Environmental AuditCommittee Chair Mary Creagh called the findings ‘unacceptable’ and at odds with the UK’s declared measures to tackle climate change.

Witnesses called by the Committee, including Dr Ben Caldecott, Director of the Oxford Sustainable Finance Programme, expressed deep concern that UKEF activity risks ‘stranded assets’ and locking in of reliance on fossil fuel energy production in the developing world.

Oxford’s Smith School of Enterprise and the Environment defines stranded assets as investments that have suffered from early or unanticipated devaluation, often due to environmental-related risks. In the context of limiting warming to 1.5°C–2°C, fossil fuel projects such as those funded by UKEF are in danger of becoming ‘stranded’ – for example, decommissioned, underutilised or subject to costly retrofitting. 

Researchers at the Smith School have found that even if the entire current pipeline of all power generation plants was cancelled, about 20% of current in-use global capacity would need to be stranded to achieve the 1.5°C–2°C warming goals (Pfeiffer et al, 2018).

Dr Ben Caldecott said, "UK Export Finance is exposed to the risk of stranded assets through the loans and guarantees it provides to incumbent fossil fuel industries. It is also having a negative impact on the local and global environment through these loans and guarantees.”
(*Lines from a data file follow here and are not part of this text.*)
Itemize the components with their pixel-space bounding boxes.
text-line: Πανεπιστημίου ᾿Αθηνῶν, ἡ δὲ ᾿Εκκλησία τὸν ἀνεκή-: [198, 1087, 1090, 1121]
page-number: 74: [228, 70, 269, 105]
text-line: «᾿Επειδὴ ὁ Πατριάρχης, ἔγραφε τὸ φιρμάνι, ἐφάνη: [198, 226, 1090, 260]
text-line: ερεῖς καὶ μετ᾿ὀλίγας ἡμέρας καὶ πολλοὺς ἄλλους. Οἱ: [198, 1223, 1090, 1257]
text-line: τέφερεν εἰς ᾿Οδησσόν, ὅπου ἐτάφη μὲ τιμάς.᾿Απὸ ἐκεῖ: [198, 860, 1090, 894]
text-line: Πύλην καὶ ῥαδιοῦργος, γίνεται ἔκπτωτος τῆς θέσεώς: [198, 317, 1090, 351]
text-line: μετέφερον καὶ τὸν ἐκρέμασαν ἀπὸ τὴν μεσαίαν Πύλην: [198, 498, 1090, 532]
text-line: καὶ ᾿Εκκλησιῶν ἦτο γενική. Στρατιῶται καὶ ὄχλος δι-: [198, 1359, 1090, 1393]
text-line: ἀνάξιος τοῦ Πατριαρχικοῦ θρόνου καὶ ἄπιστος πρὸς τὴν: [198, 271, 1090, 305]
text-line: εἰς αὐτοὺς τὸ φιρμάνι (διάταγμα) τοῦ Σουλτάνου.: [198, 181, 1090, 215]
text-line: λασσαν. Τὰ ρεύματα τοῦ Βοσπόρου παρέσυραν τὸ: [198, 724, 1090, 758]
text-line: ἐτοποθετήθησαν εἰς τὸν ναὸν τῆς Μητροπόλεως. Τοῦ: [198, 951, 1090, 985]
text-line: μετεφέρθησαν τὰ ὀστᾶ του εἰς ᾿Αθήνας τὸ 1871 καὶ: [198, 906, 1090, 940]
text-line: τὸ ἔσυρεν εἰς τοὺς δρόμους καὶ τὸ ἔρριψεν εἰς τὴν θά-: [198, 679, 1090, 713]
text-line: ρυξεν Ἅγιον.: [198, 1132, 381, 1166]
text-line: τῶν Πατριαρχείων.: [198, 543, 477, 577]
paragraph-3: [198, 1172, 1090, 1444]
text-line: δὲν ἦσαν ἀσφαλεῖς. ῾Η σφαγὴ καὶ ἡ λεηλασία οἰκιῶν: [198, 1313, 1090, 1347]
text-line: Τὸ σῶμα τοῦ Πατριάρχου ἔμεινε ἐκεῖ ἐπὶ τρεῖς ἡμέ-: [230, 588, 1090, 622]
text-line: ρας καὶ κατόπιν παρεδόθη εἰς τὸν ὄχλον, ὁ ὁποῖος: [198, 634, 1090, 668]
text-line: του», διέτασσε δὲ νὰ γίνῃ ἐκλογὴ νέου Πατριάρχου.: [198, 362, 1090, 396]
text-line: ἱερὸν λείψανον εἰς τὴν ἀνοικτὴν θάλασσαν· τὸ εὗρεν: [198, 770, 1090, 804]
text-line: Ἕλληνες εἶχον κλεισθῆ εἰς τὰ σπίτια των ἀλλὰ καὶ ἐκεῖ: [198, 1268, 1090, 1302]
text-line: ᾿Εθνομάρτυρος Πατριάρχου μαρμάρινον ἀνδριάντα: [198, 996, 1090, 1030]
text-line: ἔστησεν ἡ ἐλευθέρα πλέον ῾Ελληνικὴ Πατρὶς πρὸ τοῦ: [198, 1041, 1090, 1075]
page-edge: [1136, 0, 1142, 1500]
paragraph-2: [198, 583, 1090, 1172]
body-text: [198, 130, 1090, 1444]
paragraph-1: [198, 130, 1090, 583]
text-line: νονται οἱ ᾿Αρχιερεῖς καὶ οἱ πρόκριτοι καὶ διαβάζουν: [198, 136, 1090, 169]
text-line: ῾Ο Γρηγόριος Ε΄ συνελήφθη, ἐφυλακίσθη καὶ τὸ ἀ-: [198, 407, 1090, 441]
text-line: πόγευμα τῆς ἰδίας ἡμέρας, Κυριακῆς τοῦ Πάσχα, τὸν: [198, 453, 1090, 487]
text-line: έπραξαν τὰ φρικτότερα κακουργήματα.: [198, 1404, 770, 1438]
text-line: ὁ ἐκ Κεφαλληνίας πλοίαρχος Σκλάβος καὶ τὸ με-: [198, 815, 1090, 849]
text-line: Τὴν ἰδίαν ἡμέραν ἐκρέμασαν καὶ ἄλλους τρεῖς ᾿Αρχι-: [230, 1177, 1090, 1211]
"The UK is a world-leader in aligning finance with sustainability, so there is no excuse for UK Export Finance to not adopt best practice and integrate these innovations into what it does on an ongoing basis. The UK should have an export credit agency that is world-leading in terms of sustainability and failing to do so would perpetuate a glaring example of UK hypocrisy on climate change."
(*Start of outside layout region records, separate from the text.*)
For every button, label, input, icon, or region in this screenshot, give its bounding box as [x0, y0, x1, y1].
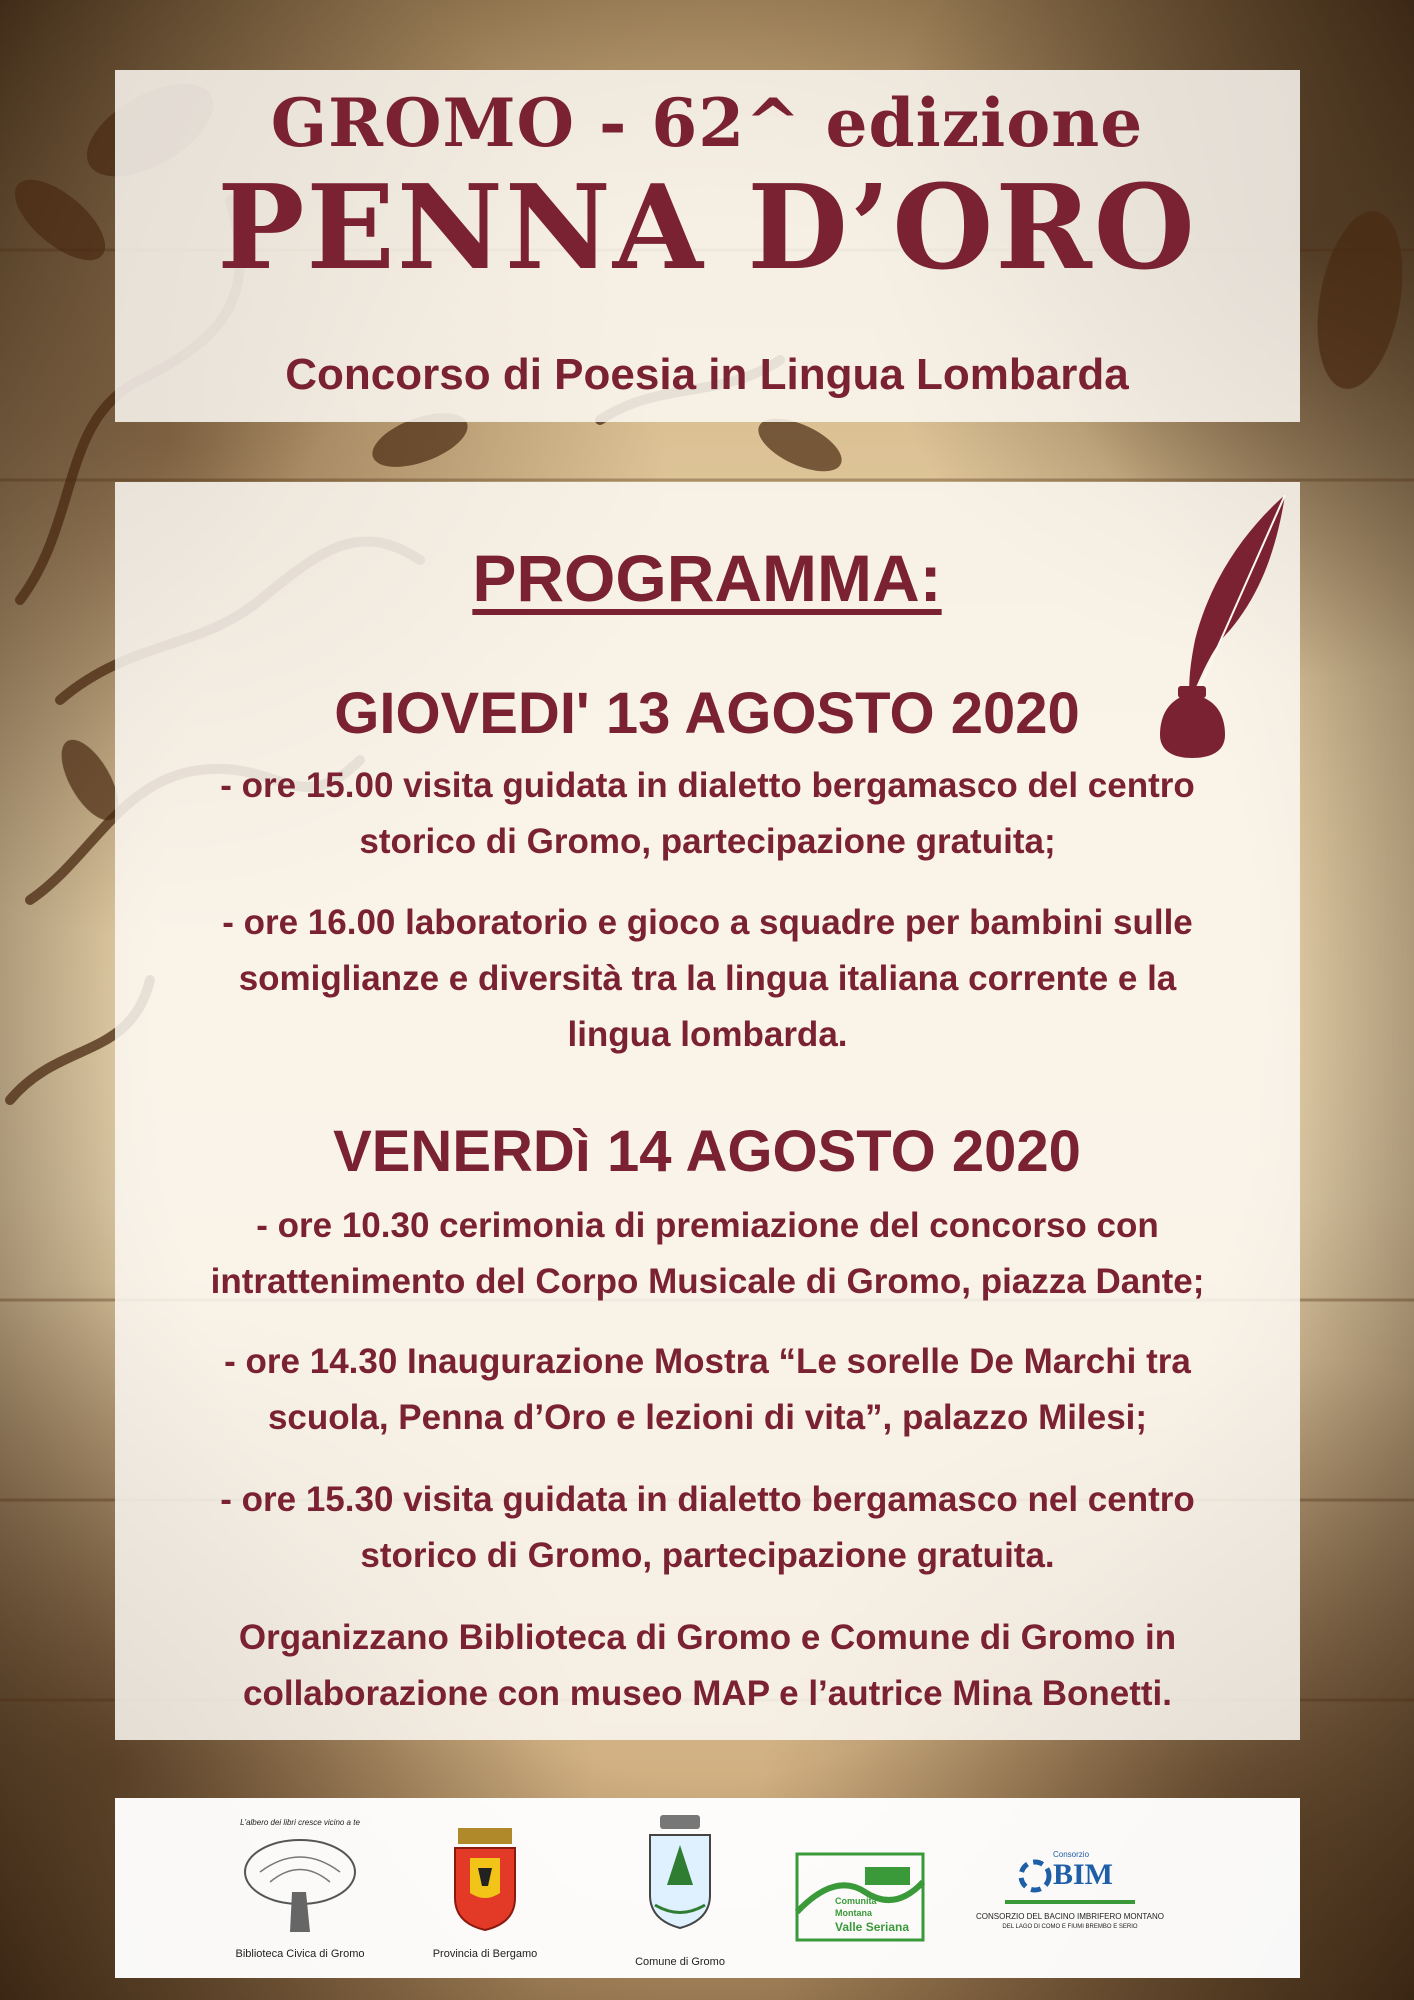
- bim-caption-2: DEL LAGO DI COMO E FIUMI BREMBO E SERIO: [1002, 1924, 1138, 1930]
- day-1-item-2: - ore 16.00 laboratorio e gioco a squadre per bambini sulle somiglianze e diversità tra la lingua italiana corrente e la lingua lombarda.: [222, 903, 1193, 1054]
- comunita-line-1: Comunità: [835, 1896, 877, 1906]
- day-2-item-3: - ore 15.30 visita guidata in dialetto bergamasco nel centro storico di Gromo, partecipazione gratuita.: [220, 1480, 1195, 1575]
- subtitle: Concorso di Poesia in Lingua Lombarda: [285, 350, 1129, 399]
- comunita-line-2: Montana: [835, 1908, 872, 1918]
- comune-caption: Comune di Gromo: [635, 1956, 725, 1968]
- crest-icon: [625, 1810, 735, 1940]
- main-title: PENNA D’ORO: [217, 160, 1197, 296]
- day-2-item-2: - ore 14.30 Inaugurazione Mostra “Le sorelle De Marchi tra scuola, Penna d’Oro e lezioni di vita”, palazzo Milesi;: [224, 1342, 1191, 1437]
- comunita-montana-logo: [795, 1852, 925, 1947]
- provincia-bergamo-logo: [430, 1818, 540, 1960]
- organizers-note: Organizzano Biblioteca di Gromo e Comune di Gromo in collaborazione con museo MAP e l’autrice Mina Bonetti.: [238, 1618, 1177, 1713]
- day-2-date: VENERDì 14 AGOSTO 2020: [333, 1119, 1081, 1184]
- biblioteca-caption: Biblioteca Civica di Gromo: [235, 1948, 365, 1960]
- bim-brand: BIM: [1053, 1858, 1113, 1891]
- bim-underline: [1005, 1900, 1135, 1904]
- day-1-date: GIOVEDI' 13 AGOSTO 2020: [334, 681, 1080, 746]
- day-1-item-1: - ore 15.00 visita guidata in dialetto bergamasco del centro storico di Gromo, partecipazione gratuita;: [220, 766, 1195, 861]
- comunita-line-3: Valle Seriana: [835, 1920, 910, 1934]
- edition-title: GROMO - 62^ edizione: [270, 84, 1144, 162]
- bim-caption: CONSORZIO DEL BACINO IMBRIFERO MONTANO: [975, 1912, 1164, 1921]
- provincia-caption: Provincia di Bergamo: [432, 1948, 538, 1960]
- day-2-item-1: - ore 10.30 cerimonia di premiazione del concorso con intrattenimento del Corpo Musicale di Gromo, piazza Dante;: [210, 1206, 1205, 1301]
- biblioteca-motto: L'albero dei libri cresce vicino a te: [240, 1818, 360, 1827]
- program-heading: PROGRAMMA:: [472, 541, 942, 615]
- bim-swirl-icon: [1015, 1856, 1055, 1896]
- coat-of-arms-icon: [430, 1818, 540, 1938]
- tree-icon: [230, 1832, 370, 1942]
- bim-small-label: Consorzio: [1053, 1850, 1090, 1859]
Dr Caldecott added, "UK Export Finance should commit itself to aligning its activities with the Paris Agreement on Climate Change and the Sustainable Development Goals, as well as with climate-related risk management frameworks such as the Task Force on Climate-related Financial Disclosures (TCFD). It should develop and publish accountable plans to do so in 2020.”  

Evidence from an independent group of global leaders (The Elders) further described the gap between domestic and international policy as a form of exploitation, with the UK “effectively exporting their emissions to poorer foreign countries and leaving them to pay the price socially and environmentally.”

MP’s concluded that the Government must change UKEF’s mandate to ensure that support is aligned with the UK’s national and international commitments and in line with the IPCC and Committee on Climate Change’s recommendations. The UK should then leverage its position among other OECD export credit agencies to encourage them to follow UKEF’s example in aligning its work with net zero emissions.

They further recommended that UKEF follow the lead of other export credit agencies, such as Sweden, by introducing a cap on lending to fossil fuel projects and that UKEF should end support to new fossil fuel projects by 2021.